Esto es lo que se observa de manera manifiesta, sin embargo las heladas y sobre todo las sequías en extendidas superficies de la república son una constante, que no tienen tanta resonancia en los medios de comunicación pero que no por ello dejan de tener una sensible perturbación sobre la sociedad en su conjunto.
El origen de esta situación se encuentra en asentamientos realizados de forma irregular en zonas no aptas para la vivienda, ya sea porque están en barrancas susceptibles de sufrir desgajamientos, en hondonadas a orillas de ríos con amplias posibilidades de rebasar su acotamiento, en regiones con elevada sismicidad en las que los requisitos de construcción no se respetan, etc. Además de que la cultura de los seguros no ha permeado en la sociedad y por ello los bienes muebles, pero sobre todo los inmuebles, no tienen el respaldo que en momentos de crisis responda por su pérdida parcial o total.
La pérdida de sus enseres domésticos, en algunos casos incluso la de su propia casa habitación, y la incidencia sobre sus condiciones sanitarias afecta sensiblemente sus ya de por si precarios niveles de vida, en un entorno caracterizado por un crecimiento económico sumamente mediocre que repercute directamente en forma negativa sobre la generación de empleos y consecuentemente sobre los salarios retribuidos.

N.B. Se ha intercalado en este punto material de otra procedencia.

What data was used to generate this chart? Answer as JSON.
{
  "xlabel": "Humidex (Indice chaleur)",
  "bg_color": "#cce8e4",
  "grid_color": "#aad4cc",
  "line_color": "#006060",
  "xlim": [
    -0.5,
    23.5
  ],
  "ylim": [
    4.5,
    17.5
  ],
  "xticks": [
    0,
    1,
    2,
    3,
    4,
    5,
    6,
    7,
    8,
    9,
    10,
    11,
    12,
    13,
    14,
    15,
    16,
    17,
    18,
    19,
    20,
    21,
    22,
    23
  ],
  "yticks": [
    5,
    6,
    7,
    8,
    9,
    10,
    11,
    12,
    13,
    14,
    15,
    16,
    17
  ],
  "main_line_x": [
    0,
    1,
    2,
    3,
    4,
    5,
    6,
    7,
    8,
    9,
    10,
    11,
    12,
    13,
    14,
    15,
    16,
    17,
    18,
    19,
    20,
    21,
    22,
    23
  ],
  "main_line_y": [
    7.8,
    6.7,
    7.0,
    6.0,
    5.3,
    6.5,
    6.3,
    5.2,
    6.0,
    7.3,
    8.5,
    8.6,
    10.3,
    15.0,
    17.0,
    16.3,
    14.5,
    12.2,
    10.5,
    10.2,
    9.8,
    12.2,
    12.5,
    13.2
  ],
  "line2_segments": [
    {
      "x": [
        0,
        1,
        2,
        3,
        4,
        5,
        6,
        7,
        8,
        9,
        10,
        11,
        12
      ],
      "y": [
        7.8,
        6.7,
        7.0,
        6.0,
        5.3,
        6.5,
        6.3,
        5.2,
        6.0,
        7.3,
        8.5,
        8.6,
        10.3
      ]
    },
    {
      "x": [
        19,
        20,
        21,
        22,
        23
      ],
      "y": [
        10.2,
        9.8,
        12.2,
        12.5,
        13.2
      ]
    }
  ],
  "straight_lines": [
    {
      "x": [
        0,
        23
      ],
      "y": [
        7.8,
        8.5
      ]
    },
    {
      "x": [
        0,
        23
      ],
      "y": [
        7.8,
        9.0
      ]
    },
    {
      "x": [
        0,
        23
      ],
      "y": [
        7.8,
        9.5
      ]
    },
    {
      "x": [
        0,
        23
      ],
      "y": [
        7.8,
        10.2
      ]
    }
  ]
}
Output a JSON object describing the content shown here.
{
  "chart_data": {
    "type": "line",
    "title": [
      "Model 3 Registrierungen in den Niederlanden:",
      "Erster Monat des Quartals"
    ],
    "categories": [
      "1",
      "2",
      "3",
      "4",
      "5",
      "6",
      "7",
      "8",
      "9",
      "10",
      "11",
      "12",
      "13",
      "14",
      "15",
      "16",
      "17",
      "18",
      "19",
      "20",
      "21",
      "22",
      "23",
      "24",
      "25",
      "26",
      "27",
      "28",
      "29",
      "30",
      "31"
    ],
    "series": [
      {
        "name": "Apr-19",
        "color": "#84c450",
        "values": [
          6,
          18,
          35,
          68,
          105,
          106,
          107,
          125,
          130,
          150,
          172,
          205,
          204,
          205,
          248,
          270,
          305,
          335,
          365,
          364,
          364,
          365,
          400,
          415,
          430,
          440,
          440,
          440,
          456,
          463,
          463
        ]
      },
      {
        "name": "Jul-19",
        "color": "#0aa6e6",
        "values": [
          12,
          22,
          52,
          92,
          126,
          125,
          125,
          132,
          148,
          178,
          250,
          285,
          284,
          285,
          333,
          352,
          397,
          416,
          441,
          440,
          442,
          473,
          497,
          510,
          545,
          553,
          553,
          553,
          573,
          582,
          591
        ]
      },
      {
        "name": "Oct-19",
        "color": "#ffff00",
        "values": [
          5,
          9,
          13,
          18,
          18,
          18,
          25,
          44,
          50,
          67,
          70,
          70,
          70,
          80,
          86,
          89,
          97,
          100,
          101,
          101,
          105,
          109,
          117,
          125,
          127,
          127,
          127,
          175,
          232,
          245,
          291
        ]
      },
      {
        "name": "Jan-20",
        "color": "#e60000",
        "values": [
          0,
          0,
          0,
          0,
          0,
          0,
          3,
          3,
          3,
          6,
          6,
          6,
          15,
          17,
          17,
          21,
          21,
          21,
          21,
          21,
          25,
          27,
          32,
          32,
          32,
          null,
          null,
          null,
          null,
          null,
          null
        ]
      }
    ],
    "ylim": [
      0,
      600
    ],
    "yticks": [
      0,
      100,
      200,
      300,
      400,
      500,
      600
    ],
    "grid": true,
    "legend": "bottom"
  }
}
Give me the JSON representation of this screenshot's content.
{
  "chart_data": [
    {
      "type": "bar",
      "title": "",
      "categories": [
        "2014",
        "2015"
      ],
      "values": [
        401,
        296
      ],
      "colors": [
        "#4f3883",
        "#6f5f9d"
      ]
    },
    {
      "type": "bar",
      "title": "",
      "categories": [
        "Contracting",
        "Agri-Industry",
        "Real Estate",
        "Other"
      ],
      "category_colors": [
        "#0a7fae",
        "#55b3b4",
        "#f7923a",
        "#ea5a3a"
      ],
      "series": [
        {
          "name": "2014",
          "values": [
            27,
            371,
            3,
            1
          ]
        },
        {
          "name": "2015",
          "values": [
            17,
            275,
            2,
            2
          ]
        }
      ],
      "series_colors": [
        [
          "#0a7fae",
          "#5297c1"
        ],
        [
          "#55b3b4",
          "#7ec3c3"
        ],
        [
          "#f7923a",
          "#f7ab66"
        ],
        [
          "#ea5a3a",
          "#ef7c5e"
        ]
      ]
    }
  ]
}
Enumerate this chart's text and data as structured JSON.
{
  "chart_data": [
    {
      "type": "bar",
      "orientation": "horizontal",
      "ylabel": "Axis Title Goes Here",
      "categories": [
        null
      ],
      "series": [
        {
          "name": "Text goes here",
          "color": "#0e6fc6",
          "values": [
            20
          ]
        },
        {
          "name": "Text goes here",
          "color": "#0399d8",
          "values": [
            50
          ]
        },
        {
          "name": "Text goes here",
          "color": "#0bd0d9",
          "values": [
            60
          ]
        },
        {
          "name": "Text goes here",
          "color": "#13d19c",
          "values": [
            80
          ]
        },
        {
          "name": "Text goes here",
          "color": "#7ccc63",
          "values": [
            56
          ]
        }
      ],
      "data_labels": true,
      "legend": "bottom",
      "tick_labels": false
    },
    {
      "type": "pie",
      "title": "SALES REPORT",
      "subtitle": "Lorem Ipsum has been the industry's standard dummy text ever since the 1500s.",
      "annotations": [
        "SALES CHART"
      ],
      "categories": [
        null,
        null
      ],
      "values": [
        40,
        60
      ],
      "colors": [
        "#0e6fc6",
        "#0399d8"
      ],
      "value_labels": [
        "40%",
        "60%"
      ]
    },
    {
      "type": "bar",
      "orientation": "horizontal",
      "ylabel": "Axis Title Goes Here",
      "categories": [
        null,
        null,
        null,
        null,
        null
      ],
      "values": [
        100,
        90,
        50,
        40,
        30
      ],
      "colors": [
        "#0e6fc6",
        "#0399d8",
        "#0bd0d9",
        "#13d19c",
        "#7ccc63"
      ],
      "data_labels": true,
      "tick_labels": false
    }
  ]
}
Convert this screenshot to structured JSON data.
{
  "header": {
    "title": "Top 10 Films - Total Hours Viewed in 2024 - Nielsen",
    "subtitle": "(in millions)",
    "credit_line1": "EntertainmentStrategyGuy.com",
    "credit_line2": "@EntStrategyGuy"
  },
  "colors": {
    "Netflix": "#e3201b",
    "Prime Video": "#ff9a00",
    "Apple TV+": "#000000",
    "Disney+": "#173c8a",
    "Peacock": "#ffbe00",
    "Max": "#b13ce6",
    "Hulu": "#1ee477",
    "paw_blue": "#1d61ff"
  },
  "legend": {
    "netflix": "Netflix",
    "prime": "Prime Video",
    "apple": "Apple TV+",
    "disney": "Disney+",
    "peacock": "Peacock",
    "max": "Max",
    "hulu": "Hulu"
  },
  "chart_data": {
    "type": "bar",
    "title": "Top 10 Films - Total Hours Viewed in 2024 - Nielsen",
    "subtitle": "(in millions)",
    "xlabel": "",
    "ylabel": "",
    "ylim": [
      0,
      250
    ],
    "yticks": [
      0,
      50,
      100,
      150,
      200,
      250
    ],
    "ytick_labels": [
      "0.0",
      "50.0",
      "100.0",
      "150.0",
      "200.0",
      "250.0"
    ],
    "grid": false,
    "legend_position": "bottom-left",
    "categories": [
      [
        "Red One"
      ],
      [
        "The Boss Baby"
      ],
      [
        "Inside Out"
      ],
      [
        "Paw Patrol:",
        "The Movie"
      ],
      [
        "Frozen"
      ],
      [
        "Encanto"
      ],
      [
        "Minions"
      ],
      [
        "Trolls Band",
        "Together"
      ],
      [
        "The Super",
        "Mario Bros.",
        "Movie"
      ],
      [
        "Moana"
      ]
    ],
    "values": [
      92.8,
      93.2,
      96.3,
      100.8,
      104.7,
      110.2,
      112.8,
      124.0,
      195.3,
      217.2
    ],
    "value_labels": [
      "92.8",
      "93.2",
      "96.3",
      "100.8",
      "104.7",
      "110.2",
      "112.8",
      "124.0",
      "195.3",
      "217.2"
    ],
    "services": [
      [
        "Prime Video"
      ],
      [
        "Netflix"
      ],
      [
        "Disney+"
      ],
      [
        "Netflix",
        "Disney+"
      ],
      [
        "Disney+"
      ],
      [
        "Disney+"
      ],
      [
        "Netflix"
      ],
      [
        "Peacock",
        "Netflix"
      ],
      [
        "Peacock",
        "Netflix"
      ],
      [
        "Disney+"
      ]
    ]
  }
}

En este contexto la meta de superación de la pobreza del actual gobierno se enfrenta cada vez a mayores retrocesos y deja en evidencia que es necesario atender algunos servicios (drenaje y agua potable) mismos que, todo indica, no se consideraban prioritarios en dicha estrategia.

En este contexto los esfuerzos realizados por el gobierno actual prácticamente se diluyen ante la situación presentada año con año en diversas regiones del país y la pretendida elevación del nivel de vida de las mayorías sufre cada vez mayores retrocesos que impiden atender la reducción de la brecha entre los niveles de vida cada vez más polarizados.
El impacto que tienen los desastres naturales sobre la sociedad es posible presentarla de manera coloquial mediante un refrán que expresa que “A los perros más flacos se le cargan las pulgas”, cita que no requiere mayor explicación y refleja claramente dicha situación.